Inserting Pictures in writer

When I insert pictures into a document, save it on my iMac, then load it on a stick it becomes a huge file. Then, if I give it to someone else and she opens it, it shows the links to the pictures, which are on my computer, but not the pictures. I used a combination of “Drag and Drop,” “Copy” and “Insert Image” to add them to my document.

You have linked to the pictures which are missing and not embedded them in the document. See Help or the manual for more information.

The file is probably huge because your embedded images are huge. Also, any photo you have pasted in will be 3x bigger as a stored PNG file than as the original JPG file.

  1. ALWAYS use JPG files for photos.
  2. NEVER copy and paste a photo into a document as LO does not know what format the original image was in and will (correctly) save it as a PNG to ensure no data loss. A PNG file will typically be 3x bigger than a JPG file for a photo.
  3. ALWAYS add photos by Insert > Image …
  4. NEVER use PNG for photos as a PNG file will typically be 3x bigger than the JPG
  5. ALWAYS use PNG (or TIF or GIF) for graphics (ie not photos - things like clip art, diagrams, anything with text etc).
  6. NEVER use JPG for graphics as it blurs edges and makes text very poor.
  7. NEVER use BMP as it is uncompressed.
  8. A 6 million pixel image from a camera is typically 3,200 pixels wide which is usually far too many pixels for for most purposes. Decide what resolution you require for the final document. If the image
    will be, say, 3 inches wide on paper and you
    are printing at 150 dpi (very good
    quality) or 300 dpi (excellent
    quality) or 600 dpi (superb quality)
    the the image needs to be 3 x 150 =
    450 pixels wide for 150 dpi printing; 3 x 300
    = 900 pixels wide for 300 dpi; and 3 x 600 = 1800 pixels wide for 600 dpi
    printing. If the image will be viewed on screen, what is the screen resolution? A high definition 15.6" wide laptop screen typically has 1,366 pixels - there is no point in your image being higher resolutions than this.
  9. Do all image processing in an image editor before placing the image in the document. LO is not a good image processor when compared with proper image processors. Resample images to reduced resolutions with a graphics editor like the free IrfanView (simple to use) or GIMP (more powerful and much more difficult to use).
  10. JPG files use lossy compression where data is lost. PNG files use lossless compression where no data is lost. Google JPG lossy compression and PNG lossless compression for more information.

If this helps then please tick the answer and/or show you like it with an uptick.

See also [Tutorial] Some useful hints on using images

Ciao, when you drag and drop the pictures, deselect Link in the dialog window.

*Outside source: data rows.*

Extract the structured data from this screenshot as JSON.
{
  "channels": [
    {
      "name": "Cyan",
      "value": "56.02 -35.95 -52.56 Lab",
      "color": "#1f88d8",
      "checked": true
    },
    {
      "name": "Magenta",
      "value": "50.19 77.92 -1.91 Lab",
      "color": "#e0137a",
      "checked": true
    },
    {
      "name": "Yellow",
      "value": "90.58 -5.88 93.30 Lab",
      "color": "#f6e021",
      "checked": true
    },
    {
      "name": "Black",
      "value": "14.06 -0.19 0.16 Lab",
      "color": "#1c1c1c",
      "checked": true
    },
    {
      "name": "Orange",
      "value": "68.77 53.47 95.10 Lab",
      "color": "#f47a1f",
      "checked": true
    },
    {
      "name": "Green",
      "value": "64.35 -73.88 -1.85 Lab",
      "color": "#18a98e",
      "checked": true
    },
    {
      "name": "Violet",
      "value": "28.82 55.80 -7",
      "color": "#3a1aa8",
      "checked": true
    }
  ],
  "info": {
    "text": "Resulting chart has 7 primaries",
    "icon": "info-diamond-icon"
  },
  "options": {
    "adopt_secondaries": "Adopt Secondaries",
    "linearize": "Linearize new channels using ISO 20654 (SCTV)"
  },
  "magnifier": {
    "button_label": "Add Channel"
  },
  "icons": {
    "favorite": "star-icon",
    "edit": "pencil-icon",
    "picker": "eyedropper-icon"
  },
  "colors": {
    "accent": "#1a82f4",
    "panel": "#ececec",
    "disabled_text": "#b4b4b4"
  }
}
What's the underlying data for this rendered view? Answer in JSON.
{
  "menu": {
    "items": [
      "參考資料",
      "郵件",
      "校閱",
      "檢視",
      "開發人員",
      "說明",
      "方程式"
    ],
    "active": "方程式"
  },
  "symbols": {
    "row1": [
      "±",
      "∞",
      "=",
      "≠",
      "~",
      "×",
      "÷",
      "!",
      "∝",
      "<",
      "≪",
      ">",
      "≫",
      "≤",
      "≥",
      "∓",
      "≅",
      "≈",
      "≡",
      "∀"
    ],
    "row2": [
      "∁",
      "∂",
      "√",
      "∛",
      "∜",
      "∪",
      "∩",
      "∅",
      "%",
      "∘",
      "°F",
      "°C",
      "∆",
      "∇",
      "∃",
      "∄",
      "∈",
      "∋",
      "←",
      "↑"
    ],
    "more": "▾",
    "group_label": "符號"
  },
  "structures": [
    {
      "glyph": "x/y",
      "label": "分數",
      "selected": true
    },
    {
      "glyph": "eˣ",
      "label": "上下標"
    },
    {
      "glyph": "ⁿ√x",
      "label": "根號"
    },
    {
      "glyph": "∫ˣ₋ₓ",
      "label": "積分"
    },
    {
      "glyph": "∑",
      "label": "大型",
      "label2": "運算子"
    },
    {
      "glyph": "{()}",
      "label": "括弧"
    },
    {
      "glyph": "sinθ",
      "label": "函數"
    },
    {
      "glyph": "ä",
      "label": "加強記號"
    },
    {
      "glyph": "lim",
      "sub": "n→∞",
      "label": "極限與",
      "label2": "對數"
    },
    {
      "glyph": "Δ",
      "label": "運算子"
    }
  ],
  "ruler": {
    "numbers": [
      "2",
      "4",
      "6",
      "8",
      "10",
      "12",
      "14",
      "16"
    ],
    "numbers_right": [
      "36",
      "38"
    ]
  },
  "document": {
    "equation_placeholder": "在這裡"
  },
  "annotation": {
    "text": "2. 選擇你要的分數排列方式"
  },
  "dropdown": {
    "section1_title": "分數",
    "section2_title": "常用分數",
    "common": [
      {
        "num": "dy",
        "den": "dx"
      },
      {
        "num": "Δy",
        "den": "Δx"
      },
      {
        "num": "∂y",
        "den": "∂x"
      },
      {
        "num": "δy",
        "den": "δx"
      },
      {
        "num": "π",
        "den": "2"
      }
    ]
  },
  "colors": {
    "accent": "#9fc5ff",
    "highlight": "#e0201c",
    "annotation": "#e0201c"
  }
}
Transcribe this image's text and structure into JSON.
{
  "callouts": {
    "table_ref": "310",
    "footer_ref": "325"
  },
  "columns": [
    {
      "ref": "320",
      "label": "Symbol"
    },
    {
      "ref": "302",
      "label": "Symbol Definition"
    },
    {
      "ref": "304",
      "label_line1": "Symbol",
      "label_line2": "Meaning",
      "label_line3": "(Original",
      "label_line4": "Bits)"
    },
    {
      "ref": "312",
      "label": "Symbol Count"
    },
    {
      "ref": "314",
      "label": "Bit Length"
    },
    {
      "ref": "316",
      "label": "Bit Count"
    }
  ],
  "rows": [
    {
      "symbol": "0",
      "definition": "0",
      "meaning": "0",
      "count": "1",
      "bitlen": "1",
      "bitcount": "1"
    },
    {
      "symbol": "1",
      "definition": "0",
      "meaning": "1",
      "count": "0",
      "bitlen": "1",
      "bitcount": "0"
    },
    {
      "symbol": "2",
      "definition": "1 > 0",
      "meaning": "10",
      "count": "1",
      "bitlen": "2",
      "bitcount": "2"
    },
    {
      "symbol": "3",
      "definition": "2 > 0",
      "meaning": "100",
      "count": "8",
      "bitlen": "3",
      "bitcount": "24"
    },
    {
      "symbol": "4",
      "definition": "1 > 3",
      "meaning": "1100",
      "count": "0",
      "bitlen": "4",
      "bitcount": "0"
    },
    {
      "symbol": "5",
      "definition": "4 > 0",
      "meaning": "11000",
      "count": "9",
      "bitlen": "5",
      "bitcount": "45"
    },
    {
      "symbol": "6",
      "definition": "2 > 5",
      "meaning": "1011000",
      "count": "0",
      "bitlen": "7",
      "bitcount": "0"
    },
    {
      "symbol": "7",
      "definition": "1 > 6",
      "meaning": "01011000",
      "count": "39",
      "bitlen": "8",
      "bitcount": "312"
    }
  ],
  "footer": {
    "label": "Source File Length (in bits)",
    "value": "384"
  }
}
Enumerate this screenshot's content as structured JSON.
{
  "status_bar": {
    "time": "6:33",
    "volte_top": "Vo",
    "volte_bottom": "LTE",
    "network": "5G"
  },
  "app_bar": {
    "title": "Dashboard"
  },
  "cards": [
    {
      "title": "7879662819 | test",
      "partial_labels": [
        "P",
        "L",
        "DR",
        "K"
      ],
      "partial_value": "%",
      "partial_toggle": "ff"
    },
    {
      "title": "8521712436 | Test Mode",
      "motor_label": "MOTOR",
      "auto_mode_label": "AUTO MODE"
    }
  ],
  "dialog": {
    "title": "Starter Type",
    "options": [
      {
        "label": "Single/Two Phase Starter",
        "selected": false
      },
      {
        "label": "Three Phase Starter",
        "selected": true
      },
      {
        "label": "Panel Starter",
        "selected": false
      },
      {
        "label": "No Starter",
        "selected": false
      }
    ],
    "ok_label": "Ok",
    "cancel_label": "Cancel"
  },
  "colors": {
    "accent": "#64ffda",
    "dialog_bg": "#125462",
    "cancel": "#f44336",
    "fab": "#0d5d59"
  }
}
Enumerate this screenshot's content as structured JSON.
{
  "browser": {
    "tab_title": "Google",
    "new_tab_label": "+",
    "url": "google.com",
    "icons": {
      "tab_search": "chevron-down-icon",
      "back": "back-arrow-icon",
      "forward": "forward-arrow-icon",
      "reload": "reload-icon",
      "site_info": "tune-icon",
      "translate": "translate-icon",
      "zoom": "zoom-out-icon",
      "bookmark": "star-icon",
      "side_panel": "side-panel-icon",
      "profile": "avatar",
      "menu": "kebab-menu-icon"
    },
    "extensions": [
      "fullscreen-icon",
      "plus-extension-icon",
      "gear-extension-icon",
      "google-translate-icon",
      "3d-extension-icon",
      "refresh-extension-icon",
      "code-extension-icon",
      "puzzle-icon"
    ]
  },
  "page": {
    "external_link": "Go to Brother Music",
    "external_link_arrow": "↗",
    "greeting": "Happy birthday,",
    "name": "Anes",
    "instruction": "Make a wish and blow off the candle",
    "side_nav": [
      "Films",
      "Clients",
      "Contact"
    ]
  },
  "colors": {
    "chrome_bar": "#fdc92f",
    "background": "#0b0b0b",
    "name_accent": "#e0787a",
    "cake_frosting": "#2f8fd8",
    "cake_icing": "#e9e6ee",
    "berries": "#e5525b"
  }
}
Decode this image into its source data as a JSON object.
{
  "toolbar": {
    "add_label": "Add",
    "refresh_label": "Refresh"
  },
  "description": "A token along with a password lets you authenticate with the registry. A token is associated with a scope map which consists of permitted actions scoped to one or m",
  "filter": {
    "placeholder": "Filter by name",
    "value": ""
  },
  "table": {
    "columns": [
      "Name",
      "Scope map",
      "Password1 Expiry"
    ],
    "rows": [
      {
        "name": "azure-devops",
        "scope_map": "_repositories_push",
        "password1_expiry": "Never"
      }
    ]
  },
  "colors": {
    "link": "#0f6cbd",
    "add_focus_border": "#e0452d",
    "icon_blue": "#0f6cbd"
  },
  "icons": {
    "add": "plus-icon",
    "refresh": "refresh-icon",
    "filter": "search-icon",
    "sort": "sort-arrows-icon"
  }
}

(In this way the images remain on the file, but if they are many and very large the file becomes heavy).

If my answer helped you, vote it with :heavy_check_mark: (here on the left)

it s not working, nowhere do i see a Link reference. It just drops the picture without showing a dialog box.

Insert > Image > From file to show the dialog box.

right-click any image > Picture > Picture …, tells you if it is linked.

@JohnHa, I think you might mean right-click image and then select **Properties**, Picture, Link, File name (if empty then not linked).

Thank you JohnH your answer really helped.
It is a book i am working on and i will go through it, remove all the pictures, safe the file without pictures and use Insert Image to put the pictures back in. All are JPG most are 300dpi, some less.
My editor uses Microsoft Word and she had the problem open the file. My wife also using LO did not have any problem.

I will post if it made a difference in the size of the file.

Ingo1942

Always save the document as a .odt file and only create a .doc file if your editor insists on a .doc file.

Be aware there are often problems exchanging .doc files, and especially .docx files, with tracked changes between MS Word and AOO/LO.

All versions of MS Word later than 2007 can read and write .odt files to a greater or lesser extent.